A Quantum Neural Network Transfer-Learning Model for Forecasting Problems with Continuous and Discrete Variables
This work addresses forecasting problems for domains such as energy and finance by enabling efficient transfer learning with quantum models, though it is incremental as it builds on existing quantum neural network approaches.
The study introduced continuous- and discrete-variable quantum neural network models for transfer learning in forecasting tasks, achieving strong performance by training on a single dataset and applying frozen parameters to multiple problems like energy consumption and cryptocurrency prediction with minimal fine-tuning.

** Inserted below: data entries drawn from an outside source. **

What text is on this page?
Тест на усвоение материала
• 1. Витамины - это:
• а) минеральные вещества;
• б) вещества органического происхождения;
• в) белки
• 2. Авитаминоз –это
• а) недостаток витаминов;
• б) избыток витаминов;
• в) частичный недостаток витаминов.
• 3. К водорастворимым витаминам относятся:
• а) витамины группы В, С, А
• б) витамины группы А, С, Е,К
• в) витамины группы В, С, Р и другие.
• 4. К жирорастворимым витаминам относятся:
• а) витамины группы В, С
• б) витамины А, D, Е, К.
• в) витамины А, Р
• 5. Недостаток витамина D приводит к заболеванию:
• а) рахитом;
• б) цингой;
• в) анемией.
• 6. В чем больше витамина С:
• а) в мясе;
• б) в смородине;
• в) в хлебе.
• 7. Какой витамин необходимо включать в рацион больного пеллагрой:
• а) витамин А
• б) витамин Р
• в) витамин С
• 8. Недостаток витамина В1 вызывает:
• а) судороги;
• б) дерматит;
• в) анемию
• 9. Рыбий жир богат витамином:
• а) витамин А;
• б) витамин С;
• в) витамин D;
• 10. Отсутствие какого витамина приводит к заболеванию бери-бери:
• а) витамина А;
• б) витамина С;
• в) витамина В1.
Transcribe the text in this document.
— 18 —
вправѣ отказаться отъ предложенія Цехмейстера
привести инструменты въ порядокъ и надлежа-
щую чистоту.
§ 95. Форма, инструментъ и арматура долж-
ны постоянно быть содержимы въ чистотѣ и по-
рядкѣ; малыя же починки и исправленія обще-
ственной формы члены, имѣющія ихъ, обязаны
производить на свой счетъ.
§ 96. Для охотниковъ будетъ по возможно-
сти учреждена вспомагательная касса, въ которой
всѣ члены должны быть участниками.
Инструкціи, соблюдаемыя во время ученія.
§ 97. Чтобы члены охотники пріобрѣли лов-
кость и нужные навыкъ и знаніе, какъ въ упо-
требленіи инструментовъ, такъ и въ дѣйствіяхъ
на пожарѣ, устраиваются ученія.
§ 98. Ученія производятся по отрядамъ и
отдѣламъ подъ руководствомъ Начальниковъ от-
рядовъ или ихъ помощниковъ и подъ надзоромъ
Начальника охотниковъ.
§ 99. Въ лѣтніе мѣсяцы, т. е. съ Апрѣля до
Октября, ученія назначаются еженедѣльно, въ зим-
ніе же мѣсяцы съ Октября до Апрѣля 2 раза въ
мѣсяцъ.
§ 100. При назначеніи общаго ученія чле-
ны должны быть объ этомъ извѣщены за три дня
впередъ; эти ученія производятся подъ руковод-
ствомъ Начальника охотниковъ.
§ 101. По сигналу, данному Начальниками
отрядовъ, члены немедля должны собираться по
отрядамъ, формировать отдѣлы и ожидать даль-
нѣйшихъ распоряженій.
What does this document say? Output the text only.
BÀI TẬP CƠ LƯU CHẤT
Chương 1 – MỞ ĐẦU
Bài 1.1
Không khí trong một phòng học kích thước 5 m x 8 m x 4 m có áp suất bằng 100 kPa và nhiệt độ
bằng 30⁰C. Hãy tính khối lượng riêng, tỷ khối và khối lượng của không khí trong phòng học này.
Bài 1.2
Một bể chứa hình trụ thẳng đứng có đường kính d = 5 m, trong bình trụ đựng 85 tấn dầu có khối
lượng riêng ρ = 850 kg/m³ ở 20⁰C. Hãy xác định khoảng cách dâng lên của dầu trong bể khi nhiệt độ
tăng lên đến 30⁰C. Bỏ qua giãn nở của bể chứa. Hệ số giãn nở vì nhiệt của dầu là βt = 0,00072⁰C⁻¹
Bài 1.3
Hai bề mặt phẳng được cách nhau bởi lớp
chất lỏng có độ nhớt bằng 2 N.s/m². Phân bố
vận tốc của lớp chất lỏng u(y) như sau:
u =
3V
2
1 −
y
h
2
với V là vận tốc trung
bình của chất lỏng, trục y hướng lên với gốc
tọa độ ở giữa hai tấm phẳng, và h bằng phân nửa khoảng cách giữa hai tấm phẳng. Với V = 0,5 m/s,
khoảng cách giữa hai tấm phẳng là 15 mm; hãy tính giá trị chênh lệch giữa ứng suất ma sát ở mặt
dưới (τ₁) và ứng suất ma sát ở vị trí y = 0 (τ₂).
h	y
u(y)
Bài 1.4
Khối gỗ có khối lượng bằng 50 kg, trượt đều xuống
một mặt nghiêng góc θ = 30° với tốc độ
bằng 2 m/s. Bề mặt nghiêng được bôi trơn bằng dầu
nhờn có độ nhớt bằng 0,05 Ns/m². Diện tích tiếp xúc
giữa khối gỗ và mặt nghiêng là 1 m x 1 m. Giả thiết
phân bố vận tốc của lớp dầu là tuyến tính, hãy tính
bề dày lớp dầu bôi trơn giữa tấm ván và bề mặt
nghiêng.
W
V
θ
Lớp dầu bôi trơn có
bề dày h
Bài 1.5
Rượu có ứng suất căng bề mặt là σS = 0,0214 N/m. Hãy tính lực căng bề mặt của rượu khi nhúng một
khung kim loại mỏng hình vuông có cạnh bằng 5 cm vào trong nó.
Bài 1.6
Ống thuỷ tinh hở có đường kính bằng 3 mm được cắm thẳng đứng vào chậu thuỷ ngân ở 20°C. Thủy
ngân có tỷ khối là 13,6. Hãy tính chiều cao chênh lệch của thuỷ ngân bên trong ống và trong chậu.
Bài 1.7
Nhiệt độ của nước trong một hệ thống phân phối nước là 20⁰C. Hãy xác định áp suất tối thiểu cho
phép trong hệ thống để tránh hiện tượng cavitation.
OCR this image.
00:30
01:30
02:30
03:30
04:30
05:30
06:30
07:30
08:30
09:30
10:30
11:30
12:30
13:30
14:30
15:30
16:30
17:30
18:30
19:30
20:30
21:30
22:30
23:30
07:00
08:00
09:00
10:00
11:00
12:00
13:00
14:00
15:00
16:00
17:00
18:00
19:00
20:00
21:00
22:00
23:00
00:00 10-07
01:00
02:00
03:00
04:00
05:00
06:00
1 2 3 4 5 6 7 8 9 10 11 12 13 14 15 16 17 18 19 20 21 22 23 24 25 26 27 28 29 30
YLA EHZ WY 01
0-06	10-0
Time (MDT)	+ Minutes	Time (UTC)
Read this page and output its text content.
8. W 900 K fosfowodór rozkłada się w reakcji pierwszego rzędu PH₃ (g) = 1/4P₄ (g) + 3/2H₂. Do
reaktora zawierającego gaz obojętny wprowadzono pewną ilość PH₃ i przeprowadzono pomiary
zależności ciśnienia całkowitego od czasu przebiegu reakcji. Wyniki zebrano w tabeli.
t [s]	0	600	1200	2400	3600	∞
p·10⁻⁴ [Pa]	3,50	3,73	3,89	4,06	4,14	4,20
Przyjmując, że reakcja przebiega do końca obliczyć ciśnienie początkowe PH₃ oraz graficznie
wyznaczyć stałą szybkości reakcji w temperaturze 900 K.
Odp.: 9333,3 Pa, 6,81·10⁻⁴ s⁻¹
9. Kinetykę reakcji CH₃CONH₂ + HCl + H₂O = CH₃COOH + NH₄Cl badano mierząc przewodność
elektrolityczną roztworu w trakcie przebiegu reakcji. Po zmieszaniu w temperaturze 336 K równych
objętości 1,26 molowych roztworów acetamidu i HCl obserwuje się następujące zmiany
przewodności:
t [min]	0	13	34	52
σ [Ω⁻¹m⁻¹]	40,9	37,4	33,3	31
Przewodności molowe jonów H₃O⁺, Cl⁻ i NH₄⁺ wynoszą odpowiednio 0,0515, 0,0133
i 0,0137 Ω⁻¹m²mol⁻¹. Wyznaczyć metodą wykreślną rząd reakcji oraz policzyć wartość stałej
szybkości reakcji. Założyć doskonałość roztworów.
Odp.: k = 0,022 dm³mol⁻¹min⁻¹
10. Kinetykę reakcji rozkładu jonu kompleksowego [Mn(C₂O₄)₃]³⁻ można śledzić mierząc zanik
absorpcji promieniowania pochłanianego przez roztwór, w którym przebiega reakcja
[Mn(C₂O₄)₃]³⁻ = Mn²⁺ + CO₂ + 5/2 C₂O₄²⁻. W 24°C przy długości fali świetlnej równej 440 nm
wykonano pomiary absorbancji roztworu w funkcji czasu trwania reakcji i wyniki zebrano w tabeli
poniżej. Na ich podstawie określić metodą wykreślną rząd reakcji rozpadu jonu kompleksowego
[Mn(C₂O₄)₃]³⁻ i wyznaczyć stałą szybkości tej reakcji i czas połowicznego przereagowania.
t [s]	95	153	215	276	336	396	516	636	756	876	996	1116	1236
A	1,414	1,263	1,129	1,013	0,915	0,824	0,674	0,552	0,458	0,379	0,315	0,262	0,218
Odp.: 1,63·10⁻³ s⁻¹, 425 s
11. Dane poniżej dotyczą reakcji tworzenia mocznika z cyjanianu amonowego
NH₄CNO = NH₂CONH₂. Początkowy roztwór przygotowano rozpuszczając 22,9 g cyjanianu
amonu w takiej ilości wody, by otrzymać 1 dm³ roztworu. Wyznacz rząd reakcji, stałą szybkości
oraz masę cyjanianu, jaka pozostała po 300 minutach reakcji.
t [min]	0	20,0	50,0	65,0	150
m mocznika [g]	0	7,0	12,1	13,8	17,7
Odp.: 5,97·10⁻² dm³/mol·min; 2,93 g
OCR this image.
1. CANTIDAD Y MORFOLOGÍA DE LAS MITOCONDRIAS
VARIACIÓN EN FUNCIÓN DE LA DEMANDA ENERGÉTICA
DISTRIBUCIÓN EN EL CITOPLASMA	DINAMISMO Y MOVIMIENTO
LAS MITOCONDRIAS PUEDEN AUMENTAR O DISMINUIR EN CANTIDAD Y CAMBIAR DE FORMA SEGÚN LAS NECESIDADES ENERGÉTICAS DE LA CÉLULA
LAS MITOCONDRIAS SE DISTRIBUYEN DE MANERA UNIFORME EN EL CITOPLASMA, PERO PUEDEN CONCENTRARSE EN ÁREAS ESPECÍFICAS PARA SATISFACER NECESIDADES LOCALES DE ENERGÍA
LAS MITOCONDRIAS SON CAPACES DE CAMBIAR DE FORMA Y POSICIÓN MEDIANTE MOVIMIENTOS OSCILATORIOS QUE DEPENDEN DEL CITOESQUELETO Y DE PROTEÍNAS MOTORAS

This study introduces simple yet effective continuous- and discrete-variable quantum neural network (QNN) models as a transfer-learning approach for forecasting tasks. The CV-QNN features a single quantum layer with two qubits to establish entanglement and utilizes a minimal set of quantum gates, including displacement, rotation, beam splitter, squeezing, and a non-Gaussian cubic-phase gate, with a maximum of eight trainable parameters. A key advantage of this model is its ability to be trained on a single dataset, after which the learned parameters can be transferred to other forecasting problems with little to no fine-tuning. Initially trained on the Kurdistan load demand dataset, the model's frozen parameters are successfully applied to various forecasting tasks, including energy consumption, traffic flow, weather conditions, and cryptocurrency price prediction, demonstrating strong performance. Furthermore, the study introduces a discrete-variable quantum model with an equivalent 2- and 4-wire configuration and presents a performance assessment, showing good but relatively lower effectiveness compared to the continuous-variable model.